2022 年 2 月のウクライナ侵攻開始を機に、戦争を賛美し参加するよう学校で教え込む「愛国教育」が導入されたロシアのカラバシュ初等・中等学校。撮影係を務めていた教員のパヴェル・タランキンが、変容していく学校と人々の姿を約2年間かけてつぶさにカメラに収めたドキュメンタリー作品です。デンマークとチェコの共同作品による本作は、アカデミー賞長編ドキュメンタリー賞を受賞するなど、数々の国際映画賞で高く評価を受けた作品です。
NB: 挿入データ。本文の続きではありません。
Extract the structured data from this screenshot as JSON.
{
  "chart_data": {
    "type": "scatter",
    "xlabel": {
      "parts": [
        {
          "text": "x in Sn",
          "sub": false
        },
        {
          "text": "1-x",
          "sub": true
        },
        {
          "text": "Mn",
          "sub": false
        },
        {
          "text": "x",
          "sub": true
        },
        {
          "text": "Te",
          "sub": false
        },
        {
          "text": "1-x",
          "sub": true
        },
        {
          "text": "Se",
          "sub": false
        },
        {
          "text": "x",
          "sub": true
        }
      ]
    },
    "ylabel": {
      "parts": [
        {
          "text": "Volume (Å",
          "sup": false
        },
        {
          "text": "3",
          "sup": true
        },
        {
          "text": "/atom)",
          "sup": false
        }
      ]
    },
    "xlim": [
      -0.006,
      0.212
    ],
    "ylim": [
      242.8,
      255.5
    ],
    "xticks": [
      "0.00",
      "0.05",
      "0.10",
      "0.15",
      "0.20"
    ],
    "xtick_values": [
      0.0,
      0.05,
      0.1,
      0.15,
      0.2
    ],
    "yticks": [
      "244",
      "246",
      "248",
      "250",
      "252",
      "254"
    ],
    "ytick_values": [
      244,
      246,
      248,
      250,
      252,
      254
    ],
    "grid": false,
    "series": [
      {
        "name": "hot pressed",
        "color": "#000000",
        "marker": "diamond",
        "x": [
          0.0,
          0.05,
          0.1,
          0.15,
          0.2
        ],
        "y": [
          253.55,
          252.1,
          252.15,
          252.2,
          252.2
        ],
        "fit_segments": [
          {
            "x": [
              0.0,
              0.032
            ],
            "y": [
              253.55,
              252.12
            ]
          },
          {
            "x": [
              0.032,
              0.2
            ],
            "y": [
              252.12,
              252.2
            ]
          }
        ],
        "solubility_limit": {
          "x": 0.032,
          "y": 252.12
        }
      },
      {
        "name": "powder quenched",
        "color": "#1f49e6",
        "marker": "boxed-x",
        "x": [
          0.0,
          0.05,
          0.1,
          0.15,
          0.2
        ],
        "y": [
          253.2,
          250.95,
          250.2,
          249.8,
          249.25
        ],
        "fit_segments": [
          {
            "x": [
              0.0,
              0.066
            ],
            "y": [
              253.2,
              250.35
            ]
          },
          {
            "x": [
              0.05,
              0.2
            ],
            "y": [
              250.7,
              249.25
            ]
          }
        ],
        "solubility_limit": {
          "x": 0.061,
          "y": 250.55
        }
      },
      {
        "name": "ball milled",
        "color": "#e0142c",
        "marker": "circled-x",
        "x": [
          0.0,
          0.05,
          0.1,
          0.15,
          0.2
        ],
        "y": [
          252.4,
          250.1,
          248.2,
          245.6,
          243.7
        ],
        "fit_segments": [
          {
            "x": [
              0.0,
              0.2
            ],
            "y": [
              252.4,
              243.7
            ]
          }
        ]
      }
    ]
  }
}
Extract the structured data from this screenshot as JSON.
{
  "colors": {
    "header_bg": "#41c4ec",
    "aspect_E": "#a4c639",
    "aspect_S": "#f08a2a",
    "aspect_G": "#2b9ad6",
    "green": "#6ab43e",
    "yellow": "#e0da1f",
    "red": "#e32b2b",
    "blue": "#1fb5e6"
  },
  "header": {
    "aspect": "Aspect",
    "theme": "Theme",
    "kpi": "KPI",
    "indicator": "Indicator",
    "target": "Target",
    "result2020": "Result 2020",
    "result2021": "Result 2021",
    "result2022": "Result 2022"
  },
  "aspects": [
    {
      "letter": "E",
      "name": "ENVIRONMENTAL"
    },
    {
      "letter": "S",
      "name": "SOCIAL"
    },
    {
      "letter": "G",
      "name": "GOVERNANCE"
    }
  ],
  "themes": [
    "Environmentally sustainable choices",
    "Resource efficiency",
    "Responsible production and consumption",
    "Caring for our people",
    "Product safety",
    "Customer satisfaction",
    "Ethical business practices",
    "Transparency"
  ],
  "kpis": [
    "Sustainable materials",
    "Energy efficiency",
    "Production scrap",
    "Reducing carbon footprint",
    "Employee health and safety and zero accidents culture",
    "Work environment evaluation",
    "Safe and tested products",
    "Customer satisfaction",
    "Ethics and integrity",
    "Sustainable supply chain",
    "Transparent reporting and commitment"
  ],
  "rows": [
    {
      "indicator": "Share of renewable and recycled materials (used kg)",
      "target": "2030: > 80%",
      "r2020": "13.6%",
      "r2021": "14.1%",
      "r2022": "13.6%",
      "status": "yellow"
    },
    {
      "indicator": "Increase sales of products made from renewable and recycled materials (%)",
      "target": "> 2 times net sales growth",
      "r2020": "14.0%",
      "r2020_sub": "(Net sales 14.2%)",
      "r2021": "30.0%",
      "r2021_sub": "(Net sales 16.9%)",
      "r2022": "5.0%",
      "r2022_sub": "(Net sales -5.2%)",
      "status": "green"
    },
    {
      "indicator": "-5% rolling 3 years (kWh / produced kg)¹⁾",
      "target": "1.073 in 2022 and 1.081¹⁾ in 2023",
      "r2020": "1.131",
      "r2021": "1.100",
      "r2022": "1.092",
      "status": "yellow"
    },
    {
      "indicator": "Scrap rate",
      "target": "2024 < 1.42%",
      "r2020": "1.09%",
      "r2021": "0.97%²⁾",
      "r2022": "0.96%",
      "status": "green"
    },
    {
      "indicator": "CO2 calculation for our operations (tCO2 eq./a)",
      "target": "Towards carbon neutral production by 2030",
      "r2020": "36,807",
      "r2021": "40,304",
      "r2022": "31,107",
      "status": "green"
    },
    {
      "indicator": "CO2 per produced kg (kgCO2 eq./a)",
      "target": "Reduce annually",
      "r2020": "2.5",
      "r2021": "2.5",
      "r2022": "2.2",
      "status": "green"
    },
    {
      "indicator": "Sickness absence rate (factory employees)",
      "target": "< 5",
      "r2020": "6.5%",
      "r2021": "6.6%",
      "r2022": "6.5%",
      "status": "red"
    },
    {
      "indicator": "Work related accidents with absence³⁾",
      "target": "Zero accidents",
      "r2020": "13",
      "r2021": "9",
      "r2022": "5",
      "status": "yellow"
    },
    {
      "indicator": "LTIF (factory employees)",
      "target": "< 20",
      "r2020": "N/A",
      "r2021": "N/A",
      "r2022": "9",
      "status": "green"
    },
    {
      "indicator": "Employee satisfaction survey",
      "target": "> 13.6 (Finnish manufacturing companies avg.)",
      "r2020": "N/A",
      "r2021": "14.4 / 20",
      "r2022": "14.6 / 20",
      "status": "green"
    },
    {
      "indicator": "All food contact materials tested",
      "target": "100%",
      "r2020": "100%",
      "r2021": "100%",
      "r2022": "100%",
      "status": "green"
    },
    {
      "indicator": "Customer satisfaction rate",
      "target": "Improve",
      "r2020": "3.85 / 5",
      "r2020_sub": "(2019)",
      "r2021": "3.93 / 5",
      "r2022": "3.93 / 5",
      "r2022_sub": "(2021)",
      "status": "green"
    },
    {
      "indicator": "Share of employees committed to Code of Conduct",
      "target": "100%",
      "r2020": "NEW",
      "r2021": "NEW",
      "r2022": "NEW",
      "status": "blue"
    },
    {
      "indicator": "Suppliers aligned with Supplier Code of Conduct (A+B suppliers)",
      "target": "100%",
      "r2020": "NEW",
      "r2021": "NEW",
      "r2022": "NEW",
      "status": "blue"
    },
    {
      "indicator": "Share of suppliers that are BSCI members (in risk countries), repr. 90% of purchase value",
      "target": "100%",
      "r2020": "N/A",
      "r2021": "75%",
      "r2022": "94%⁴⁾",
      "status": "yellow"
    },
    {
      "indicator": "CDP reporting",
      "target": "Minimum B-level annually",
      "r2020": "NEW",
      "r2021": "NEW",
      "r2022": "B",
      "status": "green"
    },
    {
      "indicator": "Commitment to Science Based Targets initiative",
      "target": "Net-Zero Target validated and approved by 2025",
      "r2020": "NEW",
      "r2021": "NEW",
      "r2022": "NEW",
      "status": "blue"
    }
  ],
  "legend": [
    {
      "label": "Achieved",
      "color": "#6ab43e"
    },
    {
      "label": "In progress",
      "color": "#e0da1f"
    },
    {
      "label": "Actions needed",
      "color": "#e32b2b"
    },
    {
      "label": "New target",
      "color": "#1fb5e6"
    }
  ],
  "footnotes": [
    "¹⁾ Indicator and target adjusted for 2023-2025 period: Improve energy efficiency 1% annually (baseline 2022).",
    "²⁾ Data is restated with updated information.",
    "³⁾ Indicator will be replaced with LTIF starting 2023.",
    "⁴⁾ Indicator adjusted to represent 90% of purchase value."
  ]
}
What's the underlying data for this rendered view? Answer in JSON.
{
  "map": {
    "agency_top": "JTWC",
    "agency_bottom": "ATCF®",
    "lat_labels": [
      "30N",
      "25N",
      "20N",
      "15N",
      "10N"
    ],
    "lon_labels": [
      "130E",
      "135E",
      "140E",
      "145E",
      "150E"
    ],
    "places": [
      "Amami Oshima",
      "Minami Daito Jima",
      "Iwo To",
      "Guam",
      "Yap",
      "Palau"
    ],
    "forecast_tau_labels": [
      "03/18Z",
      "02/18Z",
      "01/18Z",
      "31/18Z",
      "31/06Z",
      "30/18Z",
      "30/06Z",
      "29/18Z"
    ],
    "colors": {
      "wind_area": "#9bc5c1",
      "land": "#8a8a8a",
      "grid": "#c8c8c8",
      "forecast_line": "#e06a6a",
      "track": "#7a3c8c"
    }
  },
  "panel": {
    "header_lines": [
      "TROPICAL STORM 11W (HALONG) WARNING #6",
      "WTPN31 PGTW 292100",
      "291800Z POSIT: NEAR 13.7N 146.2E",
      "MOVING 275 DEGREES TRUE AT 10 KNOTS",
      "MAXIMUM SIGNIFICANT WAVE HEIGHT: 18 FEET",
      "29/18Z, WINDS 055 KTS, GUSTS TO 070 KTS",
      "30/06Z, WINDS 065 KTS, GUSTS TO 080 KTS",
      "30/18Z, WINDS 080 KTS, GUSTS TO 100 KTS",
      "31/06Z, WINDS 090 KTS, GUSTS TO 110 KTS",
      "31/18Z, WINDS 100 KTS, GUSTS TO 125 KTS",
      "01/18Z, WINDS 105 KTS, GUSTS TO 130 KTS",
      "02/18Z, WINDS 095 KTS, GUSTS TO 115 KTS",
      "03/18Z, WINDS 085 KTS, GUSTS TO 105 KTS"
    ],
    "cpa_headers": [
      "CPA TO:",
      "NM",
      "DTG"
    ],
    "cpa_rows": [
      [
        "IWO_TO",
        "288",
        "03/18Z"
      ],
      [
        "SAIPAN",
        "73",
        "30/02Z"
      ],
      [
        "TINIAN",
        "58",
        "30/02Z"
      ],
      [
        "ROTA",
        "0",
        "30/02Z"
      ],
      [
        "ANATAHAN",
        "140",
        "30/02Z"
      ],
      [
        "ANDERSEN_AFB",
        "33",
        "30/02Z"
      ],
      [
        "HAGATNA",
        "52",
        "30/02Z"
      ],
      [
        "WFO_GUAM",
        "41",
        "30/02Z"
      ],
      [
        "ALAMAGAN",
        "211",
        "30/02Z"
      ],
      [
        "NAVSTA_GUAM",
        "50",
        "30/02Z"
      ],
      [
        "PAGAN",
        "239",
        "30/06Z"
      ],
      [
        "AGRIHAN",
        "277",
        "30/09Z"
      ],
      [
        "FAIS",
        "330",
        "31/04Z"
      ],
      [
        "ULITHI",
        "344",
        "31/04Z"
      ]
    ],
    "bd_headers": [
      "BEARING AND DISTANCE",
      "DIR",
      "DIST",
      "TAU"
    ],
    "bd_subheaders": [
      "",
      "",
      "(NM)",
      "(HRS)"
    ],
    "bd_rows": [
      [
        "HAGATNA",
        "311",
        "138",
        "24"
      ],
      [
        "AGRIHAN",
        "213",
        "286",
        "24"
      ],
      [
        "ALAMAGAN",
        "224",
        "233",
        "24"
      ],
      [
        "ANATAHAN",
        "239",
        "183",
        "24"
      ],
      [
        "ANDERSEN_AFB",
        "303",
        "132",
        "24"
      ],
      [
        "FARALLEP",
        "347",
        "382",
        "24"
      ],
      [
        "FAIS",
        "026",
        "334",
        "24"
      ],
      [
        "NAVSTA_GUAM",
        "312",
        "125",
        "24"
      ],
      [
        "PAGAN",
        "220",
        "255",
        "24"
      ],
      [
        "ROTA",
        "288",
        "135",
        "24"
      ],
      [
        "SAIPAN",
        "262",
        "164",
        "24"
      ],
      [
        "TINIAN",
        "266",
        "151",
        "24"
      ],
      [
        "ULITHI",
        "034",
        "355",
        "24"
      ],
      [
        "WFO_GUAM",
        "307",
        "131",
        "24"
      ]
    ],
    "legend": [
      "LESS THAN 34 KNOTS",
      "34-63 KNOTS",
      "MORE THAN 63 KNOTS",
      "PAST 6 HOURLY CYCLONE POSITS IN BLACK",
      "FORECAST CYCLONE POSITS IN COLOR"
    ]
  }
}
10月より全国の劇場で公開となります。
公開日:2026年10月3日(土)より全国順次公開
会場:シアター・イメージフォーラムほか
配給:トランスフォーマー
協力:チェコセンター東京
後援:デンマーク王国大使館
作品について
『プーチンの愛国教室』
2025年/デンマーク、チェコ/ロシア語/90分/カラー
原題:Mr. Nobody Against Putin
監督:デヴィッド・ボレンスタイン、パヴェル・タランキン
製作:ヘレ・フェイバー、ラドヴァン・スィーブルト、アルジュビェタ・カラースコヴァー、ペトラ・ドベショヴァー
撮影:パヴェル・タランキン、ほか匿名
日本語字幕:額賀深雪/字幕監修:廣瀬陽子
「国民(みんな)が望んだ戦争」は、こうして作られる。
ロシアの田舎町の学校に撮影担当教員として勤めるタランキンは、子どもたちから“頼れるお兄さん”として慕われる人気者。愛用のビデオカメラで子どもたちの成長を日々記録していたが、2022年2月のロシアによるウクライナ侵攻を機に、彼らの日常は一変する。
プーチン大統領の教育令により、学校は子どもたちに戦争参加を使命として教え込み、訓練する「愛国教育」の場へと変貌していく。逆らう者は<国家の敵>とみなされる絶対的な命令のもと葛藤する教師たち、たちまち戦時教育に染まっていく子どもたち、そして次々と戦地へ送られる卒業生たち…その全てを、タランキンのカメラは記録していく。